When even big losers can be winners for a night
To the Fabba dinner last night, where the financial community takes a break from making money for themselves and instead raises it for charity - this year, HK$8 million ... and counting. The Fund Managers Asian Bankers and Brokers Awards is the Hong Kong finance industries' equivalent to the Razzies, the Oscars alternative that awards the worst in cinema. The Fabba 'timing is everything' award for research went to CLSA for a recommendation on GS Holdings that started off as a sell at 38 and when it refused to go down, it quickly became a buy at 77 with a target of 92. Macquarie won the 'productivity award' for its 499-page report on Asian banks, 'as if anyone cared', as the citation unkindly says. There was a tax exile award for returnees who couldn't face massive British tax bills. HSBC's Michael Geoghegan (pictured) was a narrow winner even though he never made quite made it to Hong Kong before being diverted to Bermuda, where he would pay even less tax than in Hong Kong. The golden fleece for investment banking went to Samsung Securities for its February 2010 SetiCo IPO, which by the end of the year had achieved a decline of 76 per cent. A special 'couldn't see the wood for the trees' award went to Standard Chartered Bank for its part in the China Forestry HK$120 million placing. Two weeks after the placing the stock was suspended and the CEO and senior management have disappeared. The one serious award of the evening - 'The golden telephone', a lifetime achievement award for services to the industry, goes to David Webb, Hong Kong's 'standout gadfly'. His webb-site.com was praised as required reading for all in the industry and he has been 'pre-eminent' as an advocate for transparency and accountability.

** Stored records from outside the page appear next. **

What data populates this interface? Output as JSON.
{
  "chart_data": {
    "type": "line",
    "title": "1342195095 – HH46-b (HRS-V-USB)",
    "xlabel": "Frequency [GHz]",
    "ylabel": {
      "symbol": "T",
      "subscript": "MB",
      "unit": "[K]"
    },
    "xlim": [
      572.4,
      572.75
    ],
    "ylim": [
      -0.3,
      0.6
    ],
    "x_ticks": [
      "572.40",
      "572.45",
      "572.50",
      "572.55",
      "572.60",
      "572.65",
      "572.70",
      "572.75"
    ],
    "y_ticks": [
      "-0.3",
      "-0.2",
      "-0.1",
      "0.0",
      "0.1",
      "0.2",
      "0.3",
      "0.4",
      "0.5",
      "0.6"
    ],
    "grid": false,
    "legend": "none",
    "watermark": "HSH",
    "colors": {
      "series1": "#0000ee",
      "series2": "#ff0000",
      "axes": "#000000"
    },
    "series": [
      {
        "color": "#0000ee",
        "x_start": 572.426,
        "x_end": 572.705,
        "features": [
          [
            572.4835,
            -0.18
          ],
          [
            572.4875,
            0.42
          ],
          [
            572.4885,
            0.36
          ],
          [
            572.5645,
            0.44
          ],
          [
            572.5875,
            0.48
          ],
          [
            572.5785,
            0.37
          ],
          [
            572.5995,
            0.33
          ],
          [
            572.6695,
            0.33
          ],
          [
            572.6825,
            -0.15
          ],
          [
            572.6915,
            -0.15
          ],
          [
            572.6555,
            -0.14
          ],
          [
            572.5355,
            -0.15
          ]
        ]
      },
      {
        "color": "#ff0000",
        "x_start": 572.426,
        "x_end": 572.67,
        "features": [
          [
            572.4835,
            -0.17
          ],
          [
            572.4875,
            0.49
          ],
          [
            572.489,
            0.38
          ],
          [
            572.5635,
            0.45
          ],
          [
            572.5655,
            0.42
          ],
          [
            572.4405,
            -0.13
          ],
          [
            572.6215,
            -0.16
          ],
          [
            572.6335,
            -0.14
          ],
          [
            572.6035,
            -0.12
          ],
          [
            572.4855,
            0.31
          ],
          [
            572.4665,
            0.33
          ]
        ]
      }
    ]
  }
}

Nasa to look the other way
It would appear that James Hansen, one of the foremost proponents of the view that we should be afraid of global warming, is about to get his wings clipped. He heads the Nasa Goddard Institute for Space Studies (GISS), which last year spent 7.5 per cent of its funding - over US$1 billion - on studying global warming, or climate change, as it is now beginning to be called. Members of the US Congress have sent a letter to the House Appropriations Committee chairman and Commerce, Justice, and Science subcommittee chairmen asking for Nasa to redirect its efforts towards studying space. The US government spent US$8.7 billion on global warming studies in the last year alone.

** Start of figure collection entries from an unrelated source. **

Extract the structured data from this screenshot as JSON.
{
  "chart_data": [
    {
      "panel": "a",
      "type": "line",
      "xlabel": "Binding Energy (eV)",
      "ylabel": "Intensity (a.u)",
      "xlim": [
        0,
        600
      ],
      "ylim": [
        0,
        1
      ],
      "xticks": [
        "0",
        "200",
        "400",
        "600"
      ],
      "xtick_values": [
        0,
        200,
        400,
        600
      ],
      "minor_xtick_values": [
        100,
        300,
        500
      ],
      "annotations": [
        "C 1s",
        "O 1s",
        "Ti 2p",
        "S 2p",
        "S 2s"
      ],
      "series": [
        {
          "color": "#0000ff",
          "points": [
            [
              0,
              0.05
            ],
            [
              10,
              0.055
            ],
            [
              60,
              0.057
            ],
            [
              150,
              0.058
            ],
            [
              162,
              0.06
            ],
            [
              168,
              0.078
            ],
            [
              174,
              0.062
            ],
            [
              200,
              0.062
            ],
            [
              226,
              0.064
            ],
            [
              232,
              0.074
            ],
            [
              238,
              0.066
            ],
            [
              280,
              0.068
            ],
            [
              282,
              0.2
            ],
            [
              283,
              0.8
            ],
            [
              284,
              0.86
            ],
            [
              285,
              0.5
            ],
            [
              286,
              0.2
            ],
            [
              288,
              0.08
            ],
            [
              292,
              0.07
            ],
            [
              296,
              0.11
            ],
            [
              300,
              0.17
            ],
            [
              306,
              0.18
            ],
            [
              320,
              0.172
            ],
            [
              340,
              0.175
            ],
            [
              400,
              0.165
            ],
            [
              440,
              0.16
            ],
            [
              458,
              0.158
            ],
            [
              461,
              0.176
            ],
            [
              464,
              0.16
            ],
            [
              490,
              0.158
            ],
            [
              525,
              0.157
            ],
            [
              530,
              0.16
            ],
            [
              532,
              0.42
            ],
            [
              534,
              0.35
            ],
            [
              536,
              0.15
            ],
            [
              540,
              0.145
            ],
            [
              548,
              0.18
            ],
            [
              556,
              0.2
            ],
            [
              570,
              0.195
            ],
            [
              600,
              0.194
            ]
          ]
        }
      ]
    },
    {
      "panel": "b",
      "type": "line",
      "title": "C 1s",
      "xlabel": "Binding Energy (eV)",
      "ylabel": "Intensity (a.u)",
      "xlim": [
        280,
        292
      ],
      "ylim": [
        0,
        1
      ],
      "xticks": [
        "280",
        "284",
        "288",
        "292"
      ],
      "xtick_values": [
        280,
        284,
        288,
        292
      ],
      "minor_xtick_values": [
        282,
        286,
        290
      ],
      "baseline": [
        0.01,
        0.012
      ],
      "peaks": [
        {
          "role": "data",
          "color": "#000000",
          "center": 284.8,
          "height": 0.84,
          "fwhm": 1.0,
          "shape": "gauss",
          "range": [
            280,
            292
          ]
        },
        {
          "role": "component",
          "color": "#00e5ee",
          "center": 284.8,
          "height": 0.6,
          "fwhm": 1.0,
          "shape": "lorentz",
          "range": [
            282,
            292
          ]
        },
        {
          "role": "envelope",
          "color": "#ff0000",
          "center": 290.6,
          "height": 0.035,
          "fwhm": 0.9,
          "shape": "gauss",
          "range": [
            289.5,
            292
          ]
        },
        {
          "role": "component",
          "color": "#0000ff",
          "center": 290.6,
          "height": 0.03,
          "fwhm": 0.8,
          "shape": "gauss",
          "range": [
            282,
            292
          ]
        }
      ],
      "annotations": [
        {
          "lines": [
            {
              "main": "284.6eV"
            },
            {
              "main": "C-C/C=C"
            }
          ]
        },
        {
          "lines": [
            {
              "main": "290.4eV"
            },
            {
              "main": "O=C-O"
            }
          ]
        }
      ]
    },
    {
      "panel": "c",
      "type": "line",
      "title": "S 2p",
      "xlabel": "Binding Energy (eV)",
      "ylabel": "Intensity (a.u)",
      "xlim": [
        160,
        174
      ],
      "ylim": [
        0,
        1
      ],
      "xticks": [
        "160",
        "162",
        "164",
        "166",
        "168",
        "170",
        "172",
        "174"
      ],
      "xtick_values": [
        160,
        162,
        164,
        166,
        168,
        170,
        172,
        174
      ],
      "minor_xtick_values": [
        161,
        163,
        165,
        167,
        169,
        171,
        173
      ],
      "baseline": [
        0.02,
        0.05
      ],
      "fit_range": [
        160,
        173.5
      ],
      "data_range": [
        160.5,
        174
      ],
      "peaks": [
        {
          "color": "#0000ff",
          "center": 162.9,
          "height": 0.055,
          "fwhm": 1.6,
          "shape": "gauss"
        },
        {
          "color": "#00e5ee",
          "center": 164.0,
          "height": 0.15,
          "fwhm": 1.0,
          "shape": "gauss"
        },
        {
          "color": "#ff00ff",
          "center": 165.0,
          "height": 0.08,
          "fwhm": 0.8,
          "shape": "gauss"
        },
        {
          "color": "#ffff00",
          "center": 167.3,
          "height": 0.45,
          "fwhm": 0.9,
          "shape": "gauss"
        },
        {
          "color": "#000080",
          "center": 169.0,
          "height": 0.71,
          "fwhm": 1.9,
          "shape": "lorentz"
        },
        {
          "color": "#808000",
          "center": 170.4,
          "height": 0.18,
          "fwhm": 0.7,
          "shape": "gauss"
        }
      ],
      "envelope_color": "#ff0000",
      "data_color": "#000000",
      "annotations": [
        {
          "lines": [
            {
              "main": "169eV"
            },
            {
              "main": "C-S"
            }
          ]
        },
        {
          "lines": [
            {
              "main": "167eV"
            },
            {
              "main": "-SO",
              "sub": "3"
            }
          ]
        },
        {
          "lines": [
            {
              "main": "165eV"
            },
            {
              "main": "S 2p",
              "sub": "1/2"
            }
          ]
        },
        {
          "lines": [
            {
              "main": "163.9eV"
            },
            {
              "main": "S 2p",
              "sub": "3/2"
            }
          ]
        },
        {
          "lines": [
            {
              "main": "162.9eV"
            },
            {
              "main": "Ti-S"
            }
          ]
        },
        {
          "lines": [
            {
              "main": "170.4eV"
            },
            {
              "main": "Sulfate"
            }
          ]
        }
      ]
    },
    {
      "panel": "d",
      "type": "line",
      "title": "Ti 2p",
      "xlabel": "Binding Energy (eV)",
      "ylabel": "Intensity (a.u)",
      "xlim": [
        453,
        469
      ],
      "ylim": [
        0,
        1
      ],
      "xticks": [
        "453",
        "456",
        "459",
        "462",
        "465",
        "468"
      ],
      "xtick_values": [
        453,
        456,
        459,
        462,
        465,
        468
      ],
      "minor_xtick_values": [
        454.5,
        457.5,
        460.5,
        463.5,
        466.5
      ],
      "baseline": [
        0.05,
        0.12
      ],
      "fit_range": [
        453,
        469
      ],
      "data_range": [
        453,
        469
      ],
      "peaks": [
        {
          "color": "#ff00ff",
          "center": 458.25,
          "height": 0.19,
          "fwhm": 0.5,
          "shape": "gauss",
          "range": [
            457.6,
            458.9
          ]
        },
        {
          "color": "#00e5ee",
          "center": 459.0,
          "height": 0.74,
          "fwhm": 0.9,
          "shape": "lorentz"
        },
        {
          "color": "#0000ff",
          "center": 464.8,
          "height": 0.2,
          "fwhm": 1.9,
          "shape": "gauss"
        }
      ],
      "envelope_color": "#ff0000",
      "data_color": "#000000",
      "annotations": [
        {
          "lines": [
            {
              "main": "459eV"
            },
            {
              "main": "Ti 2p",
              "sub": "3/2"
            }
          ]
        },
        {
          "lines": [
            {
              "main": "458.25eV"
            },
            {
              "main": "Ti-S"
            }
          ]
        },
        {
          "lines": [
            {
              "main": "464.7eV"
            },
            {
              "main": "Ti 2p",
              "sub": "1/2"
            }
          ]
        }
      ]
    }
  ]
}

One of the ways in which the GISS has distinguished itself has been in the area of temperature 'adjustment'. In the late 1990s the GISS published a graph of the yearly average temperature in the US showing that 1934 was one degree Fahrenheit higher than 1998, with the four warmest years being, in order, 1934, 1921, 1931, 1998. However, in an updated version of this graph in 2009, the temperatures had been 'adjusted' to show that 1921, 1931, 1934 were all cooler than 1998 - a quite remarkable development, but one not shared by the other three recognised temperature recorders.